I do. Despite my paripatetic upbringing, I graduated from high school, and then undergraduate school, from tiny, tiny towns.
There were 72 people in my high school graduating class.
So I know what it's like. And I know how it works.
But every day, when I drive the 45 minutes from Pullman to the valley for work, I largely, mostly, almost every day, feel like I've fallen down the rabbit hole. Is it traveling from the fertile fields of the Palouse down into the paper mill dirt-scape by the Snake River? Is it the way that the sun rises and sets in wildfire haze that makes me think of the landscape from "The Road"?

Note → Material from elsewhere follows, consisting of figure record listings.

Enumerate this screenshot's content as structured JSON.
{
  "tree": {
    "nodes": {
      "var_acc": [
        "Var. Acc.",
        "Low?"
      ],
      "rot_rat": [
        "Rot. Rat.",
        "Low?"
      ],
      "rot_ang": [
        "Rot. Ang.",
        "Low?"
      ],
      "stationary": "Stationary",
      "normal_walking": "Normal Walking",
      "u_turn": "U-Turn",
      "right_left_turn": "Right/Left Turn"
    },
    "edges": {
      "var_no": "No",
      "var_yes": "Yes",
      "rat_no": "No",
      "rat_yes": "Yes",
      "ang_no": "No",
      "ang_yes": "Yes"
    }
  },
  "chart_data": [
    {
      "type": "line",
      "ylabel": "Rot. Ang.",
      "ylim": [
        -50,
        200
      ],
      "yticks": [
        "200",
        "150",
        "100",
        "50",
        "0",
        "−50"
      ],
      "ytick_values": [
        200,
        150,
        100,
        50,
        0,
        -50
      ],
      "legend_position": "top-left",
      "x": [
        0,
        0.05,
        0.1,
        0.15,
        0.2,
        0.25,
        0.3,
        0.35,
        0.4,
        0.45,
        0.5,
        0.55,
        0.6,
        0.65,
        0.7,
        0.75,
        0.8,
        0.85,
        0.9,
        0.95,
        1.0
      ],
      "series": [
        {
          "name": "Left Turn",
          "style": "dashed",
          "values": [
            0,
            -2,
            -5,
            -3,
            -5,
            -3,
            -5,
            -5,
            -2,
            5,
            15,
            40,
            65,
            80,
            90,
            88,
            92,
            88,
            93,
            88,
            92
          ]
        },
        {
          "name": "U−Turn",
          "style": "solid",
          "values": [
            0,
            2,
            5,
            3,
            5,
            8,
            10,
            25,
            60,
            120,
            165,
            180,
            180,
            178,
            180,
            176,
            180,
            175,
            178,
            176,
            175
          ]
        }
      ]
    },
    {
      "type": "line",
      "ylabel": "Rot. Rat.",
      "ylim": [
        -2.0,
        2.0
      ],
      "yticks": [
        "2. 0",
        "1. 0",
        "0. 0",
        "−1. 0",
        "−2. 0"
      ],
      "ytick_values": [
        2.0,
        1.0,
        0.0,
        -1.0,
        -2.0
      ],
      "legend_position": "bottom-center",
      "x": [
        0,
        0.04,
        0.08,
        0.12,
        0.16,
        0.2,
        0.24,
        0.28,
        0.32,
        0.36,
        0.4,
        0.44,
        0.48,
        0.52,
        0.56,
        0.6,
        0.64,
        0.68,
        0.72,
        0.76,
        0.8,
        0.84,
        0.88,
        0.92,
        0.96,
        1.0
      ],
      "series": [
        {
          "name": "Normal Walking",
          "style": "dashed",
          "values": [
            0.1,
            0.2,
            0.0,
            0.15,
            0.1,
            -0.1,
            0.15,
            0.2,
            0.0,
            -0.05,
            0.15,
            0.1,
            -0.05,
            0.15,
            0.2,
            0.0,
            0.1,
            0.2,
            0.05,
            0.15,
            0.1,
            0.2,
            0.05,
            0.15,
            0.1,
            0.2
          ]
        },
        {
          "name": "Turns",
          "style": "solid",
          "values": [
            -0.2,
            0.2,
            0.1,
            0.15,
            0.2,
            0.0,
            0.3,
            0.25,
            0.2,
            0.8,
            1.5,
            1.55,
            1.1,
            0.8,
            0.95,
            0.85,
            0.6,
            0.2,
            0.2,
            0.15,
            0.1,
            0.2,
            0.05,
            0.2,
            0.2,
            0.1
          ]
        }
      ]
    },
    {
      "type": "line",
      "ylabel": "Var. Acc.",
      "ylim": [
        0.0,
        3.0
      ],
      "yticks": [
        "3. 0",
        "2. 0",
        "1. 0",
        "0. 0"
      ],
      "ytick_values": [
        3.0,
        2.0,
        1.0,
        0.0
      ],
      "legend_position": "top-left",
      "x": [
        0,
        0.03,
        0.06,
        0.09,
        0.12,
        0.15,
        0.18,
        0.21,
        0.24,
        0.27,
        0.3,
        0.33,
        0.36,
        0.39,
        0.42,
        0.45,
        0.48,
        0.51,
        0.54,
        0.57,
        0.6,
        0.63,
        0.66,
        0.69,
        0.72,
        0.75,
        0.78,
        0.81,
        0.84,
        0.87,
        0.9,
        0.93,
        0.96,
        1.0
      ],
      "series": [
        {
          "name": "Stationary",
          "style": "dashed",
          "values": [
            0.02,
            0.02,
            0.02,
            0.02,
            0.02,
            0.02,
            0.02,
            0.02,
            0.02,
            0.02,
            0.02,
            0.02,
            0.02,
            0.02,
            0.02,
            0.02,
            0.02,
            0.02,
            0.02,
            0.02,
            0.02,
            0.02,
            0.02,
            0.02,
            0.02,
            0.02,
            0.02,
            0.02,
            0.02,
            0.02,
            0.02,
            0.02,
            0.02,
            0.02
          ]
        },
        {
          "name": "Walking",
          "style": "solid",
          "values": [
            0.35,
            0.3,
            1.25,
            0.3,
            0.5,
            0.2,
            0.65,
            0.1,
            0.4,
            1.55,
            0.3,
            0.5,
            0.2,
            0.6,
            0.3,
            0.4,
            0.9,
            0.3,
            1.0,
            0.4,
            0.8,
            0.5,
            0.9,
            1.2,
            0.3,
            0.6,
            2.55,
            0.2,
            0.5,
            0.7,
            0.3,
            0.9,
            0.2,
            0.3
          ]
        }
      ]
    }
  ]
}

(ok... Maybe not quite that desolate ...)
Is it the work?
Is it because I am an adult mental health therapist, but because I am working in Community Outpatient Mental health, I work from the ground up? (Think Maslow's hierarchy of needs ... how can we work on self actualization when we don't have food ... or shelter ... or season appropriate clothing ...)
Is it because I was told that I almost wasn't hired because nobody had heard of me or my family? (I've been skating on Shoes' last name, it turns out ...)
Is it because I'm no longer part of a therapeutic team that shares their hearts about anti oppressive practice and a team that actively practices naming gratitude?
Is it because there are no more vegan bakeries by my office, like there are in Portland?
It's good. It's good work. It's vital work. I love the work.
(Because I love the people.)
Shoes, on the phone to his brother yesterday, said, "She's liking it a lot. I think she's having to adjust to the culture of the valley, though."
I am, dear heart. It's not bad. It is different.
I'm still looking for my own Cheshire cat ... the being who speaks in riddles, but it actually lighting my path.
This is a strange rabbit hole, indeed.